Mieszkańcy niżej położonych okolic zostaną przewiezieni do specjalnych schronów. Turystom zalecono pozostanie w hotelach - powiedział szef obrony cywilnej w stanie Baja California Sur, Jose Gajon. Ci, którzy nie będą chcieli iść, zostaną zabrani siłą przez wojsko - dodał.
Huragan John prawdopodobnie w piątek dotrze do Półwyspu Kalifornijskiego. W czwartek o godz. 2.00 nad ranem czasu miejscowego (11.00 w Polsce) znajdował się on około 110 kilometrów na południowy zachód od portu Manzanillo w stanie Jalisco. John porusza się na północny wschód nad powierzchnią Pacyfiku, równolegle do brzegów Meksyku. Prędkość wiatru momentami przekracza do 205 km na godzinę. Wichurom towarzyszą wyjątkowo obfite deszcze i wysokie fale.
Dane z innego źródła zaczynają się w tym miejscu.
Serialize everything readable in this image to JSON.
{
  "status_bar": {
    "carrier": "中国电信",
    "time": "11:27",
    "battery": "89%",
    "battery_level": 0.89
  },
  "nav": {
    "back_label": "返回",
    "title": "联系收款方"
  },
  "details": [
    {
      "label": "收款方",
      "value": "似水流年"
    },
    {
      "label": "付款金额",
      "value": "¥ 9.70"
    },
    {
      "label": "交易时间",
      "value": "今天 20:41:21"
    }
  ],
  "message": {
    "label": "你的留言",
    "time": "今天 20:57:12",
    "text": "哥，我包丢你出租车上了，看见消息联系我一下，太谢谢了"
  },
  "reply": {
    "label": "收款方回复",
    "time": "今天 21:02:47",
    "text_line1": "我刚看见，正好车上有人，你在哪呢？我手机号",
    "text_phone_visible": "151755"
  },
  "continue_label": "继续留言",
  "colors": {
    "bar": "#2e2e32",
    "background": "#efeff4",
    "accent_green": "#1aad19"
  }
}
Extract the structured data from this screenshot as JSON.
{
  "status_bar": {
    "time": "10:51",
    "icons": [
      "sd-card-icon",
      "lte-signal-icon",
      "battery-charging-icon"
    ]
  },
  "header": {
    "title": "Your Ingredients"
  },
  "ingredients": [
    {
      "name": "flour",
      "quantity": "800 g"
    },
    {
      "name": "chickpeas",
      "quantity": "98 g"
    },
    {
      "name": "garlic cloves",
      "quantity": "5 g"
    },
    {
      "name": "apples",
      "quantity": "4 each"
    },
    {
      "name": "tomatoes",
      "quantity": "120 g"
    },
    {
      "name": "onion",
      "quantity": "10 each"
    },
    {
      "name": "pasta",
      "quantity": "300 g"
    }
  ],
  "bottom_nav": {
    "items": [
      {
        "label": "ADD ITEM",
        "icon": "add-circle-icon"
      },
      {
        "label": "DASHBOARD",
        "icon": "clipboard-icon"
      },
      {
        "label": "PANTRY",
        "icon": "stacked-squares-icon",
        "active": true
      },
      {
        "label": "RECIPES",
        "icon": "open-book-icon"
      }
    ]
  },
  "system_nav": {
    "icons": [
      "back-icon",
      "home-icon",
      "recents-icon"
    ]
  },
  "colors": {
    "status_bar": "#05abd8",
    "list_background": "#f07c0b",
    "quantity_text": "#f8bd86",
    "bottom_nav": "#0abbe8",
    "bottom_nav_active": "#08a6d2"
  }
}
W bezpośredniej strefie zagrożenia znajduje się popularne meksykańskie kąpielisko Puerto Vallarta. Alarm burzowy obowiązuje wzdłuż wybrzeża Pacyfiku na odcinku ponad 600 kilometrów, od miasta Lazaro Cßrdenas do San Blas. W Acapulco spodziewane są 3,5 metrowe fale.
Meteorolodzy z amerykańskiego Krajowego Centrum Huraganów w Miami zapewniają jednak, że jeśli John utrzyma się na swym szlaku, nie uderzy w ląd i pozostanie na Pacyfiku.